Valve kinda doesn't know what they want their own review system to be. Their response to reviews trying to be meta or funny was to add a new label ("Funny") instead of moderating them to make reviews useful again. It turned a Valve problem into a user problem, which is something Valve is want to do when faced with a problem. (See also: Game sorting in Tags, curation in Greenlight and then Curators, game surfacing in the daily queue, and forum moderation in how developers moderate themselves.) For years, this has worked to undermine what a user review is supposed to be, leading to the system we see before us: one where almost anything goes.
Like, I dunno about y'all, but I look at the review percentage, check recent and top reviews for any red flags on a game (which I could also use the forums for), and that's it. Steam's user reviews aren't helpful on their own, they're only helpful as a wider metric for the state of a game. (which Valve further enforced with their review timeline thing) It's yet another system Valve doesn't want to deal with so it just puts a bandaid on the thing and sets it aside.

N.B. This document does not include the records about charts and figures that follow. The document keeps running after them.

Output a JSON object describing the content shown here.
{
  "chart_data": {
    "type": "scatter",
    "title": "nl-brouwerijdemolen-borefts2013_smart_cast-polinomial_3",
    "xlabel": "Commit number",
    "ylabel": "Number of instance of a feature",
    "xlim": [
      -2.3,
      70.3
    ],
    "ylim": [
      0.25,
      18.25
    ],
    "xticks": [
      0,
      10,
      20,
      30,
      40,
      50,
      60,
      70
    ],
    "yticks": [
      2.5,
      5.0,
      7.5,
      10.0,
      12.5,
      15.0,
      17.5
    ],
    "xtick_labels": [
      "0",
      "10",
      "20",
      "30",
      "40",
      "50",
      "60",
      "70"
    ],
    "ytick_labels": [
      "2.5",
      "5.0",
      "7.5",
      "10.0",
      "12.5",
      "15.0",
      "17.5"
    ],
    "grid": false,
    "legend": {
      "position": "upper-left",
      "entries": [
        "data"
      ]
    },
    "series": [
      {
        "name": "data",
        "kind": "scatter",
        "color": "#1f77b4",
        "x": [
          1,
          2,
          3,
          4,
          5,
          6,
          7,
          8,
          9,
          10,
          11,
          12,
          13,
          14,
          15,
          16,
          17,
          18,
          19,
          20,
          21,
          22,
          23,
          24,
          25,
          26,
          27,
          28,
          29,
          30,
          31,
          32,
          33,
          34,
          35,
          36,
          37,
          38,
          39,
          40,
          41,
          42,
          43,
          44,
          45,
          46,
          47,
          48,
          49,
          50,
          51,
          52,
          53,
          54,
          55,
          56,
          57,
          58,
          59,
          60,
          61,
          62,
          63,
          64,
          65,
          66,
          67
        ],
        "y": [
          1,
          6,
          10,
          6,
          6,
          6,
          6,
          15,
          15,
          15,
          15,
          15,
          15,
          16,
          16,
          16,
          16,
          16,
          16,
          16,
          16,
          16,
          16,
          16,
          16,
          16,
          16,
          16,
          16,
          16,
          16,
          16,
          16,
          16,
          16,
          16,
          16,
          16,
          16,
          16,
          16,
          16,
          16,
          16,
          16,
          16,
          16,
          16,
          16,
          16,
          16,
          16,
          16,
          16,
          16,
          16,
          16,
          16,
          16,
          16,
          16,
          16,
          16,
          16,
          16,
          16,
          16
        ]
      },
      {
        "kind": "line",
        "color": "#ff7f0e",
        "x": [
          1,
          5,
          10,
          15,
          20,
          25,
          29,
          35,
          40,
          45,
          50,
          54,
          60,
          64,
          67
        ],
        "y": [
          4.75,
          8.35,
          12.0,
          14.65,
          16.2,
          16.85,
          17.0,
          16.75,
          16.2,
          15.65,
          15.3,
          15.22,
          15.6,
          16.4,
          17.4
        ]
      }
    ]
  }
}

And in terms of review bombing, the answer is moderation. As in, review standards that are enforced by Valve themselves. But I doubt Valve is willing going to do that so they might as well give up now. Because you can't put it in developers hands because that will be abused, and expecting anything more from users (like reporting useless reviews when there's already too many of them) is too much to ask.
Valve's continued problem is that they want to turn Steam into a perpetual machine that operates on its own when that's impossible. Their answer of offloading work from themselves has to stop. They have to take control of the platform they've created and own it all.